School of Computer Science and Information Security, Guilin University of Electronic Technology, Guilin, 541004, China.
Department of Radiology, Guangdong Provincial People's Hospital, Guangdong Academy of Medical Sciences, Guangzhou, 510080, China.
J Transl Med. 2022 Dec 14;20(1):595. doi: 10.1186/s12967-022-03777-x.
Tumor histomorphology analysis plays a crucial role in predicting the prognosis of resectable lung adenocarcinoma (LUAD). Computer-extracted image texture features have been previously shown to be correlated with outcome. However, a comprehensive, quantitative, and interpretable predictor remains to be developed.
In this multi-center study, we included patients with resectable LUAD from four independent cohorts. An automated pipeline was designed for extracting texture features from the tumor region in hematoxylin and eosin (H&E)-stained whole slide images (WSIs) at multiple magnifications. A multi-scale pathology image texture signature (MPIS) was constructed with the discriminative texture features in terms of overall survival (OS) selected by the LASSO method. The prognostic value of MPIS for OS was evaluated through univariable and multivariable analysis in the discovery set (n = 111) and the three external validation sets (V, n = 115; V, n = 116; and V, n = 246). We constructed a Cox proportional hazards model incorporating clinicopathological variables and MPIS to assess whether MPIS could improve prognostic stratification. We also performed histo-genomics analysis to explore the associations between texture features and biological pathways.

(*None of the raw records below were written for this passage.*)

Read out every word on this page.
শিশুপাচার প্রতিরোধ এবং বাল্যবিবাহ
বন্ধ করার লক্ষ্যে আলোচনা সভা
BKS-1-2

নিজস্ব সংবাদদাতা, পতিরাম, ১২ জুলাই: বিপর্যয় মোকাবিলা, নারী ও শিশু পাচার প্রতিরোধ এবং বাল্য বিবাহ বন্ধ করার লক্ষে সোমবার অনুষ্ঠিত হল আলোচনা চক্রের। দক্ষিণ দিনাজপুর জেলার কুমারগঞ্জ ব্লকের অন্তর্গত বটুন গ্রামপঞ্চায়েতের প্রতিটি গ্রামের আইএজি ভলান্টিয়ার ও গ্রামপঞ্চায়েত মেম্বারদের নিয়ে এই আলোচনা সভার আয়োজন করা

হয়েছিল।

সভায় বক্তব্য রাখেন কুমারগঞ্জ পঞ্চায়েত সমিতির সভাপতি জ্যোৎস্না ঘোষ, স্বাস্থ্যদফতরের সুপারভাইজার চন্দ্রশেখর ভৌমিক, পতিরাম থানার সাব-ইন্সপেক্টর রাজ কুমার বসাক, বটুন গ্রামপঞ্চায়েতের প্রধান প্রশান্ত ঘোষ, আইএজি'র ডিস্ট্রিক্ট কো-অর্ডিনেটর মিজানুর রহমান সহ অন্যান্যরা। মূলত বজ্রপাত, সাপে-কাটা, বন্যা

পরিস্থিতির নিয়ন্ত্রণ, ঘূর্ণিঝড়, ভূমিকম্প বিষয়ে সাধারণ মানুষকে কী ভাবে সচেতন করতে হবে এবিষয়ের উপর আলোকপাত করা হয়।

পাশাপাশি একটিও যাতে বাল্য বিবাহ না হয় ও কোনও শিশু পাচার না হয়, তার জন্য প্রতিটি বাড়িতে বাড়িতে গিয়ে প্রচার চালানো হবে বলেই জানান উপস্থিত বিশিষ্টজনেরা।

A set of eight texture features was selected to construct MPIS. In multivariable analysis, a higher MPIS was associated with significantly worse OS in the discovery set (HR 5.32, 95%CI 1.72-16.44; P = 0.0037) and the three external validation sets (V: HR 2.63, 95%CI 1.10-6.29, P = 0.0292; V: HR 2.99, 95%CI 1.34-6.66, P = 0.0075; V: HR 1.93, 95%CI 1.15-3.23, P = 0.0125). The model that integrated clinicopathological variables and MPIS had better discrimination for OS compared to the clinicopathological variables-based model in the discovery set (C-index, 0.837 vs. 0.798) and the three external validation sets (V: 0.704 vs. 0.679; V: 0.728 vs. 0.666; V: 0.696 vs. 0.669). Furthermore, the identified texture features were associated with biological pathways, such as cytokine activity, structural constituent of cytoskeleton, and extracellular matrix structural constituent.
MPIS was an independent prognostic biomarker that was robust and interpretable. Integration of MPIS with clinicopathological variables improved prognostic stratification in resectable LUAD and might help enhance the quality of individualized postoperative care.
肿瘤组织形态学分析在预测可切除肺腺癌(LUAD)的预后方面起着至关重要的作用。先前已经证明,计算机提取的图像纹理特征与预后相关。然而,仍然需要开发一种全面、定量且可解释的预测因子。
在这项多中心研究中,我们纳入了来自四个独立队列的可切除 LUAD 患者。设计了一个自动化的流水线,用于从苏木精和伊红(H&E)染色的全幻灯片图像(WSI)的肿瘤区域提取纹理特征,在多个放大倍数下进行。根据整体生存(OS)选择的具有判别力的纹理特征,使用 LASSO 方法构建多尺度病理图像纹理特征(MPIS)。在发现集(n=111)和三个外部验证集(V,n=115;V,n=116;V,n=246)中,通过单变量和多变量分析评估了 MPIS 对 OS 的预后价值。我们构建了一个 Cox 比例风险模型,纳入了临床病理变量和 MPIS,以评估 MPIS 是否可以改善预后分层。我们还进行了组织基因组学分析,以探讨纹理特征与生物学途径之间的关联。
选择了一组八个纹理特征来构建 MPIS。在多变量分析中,发现集(HR 5.32,95%CI 1.72-16.44;P=0.0037)和三个外部验证集(V:HR 2.63,95%CI 1.10-6.29,P=0.0292;V:HR 2.99,95%CI 1.34-6.66,P=0.0075;V:HR 1.93,95%CI 1.15-3.23,P=0.0125)中,较高的 MPIS 与明显较差的 OS 相关。与基于临床病理变量的模型相比,该模型在发现集(C 指数,0.837 与 0.798)和三个外部验证集(V:0.704 与 0.679;V:0.728 与 0.666;V:0.696 与 0.669)中具有更好的 OS 区分能力。此外,鉴定出的纹理特征与生物途径相关,例如细胞因子活性、细胞骨架的结构成分和细胞外基质的结构成分。
MPIS 是一种独立的预后生物标志物,具有稳健性和可解释性。将 MPIS 与临床病理变量相结合可以改善可切除 LUAD 的预后分层,并可能有助于提高术后个体化护理的质量。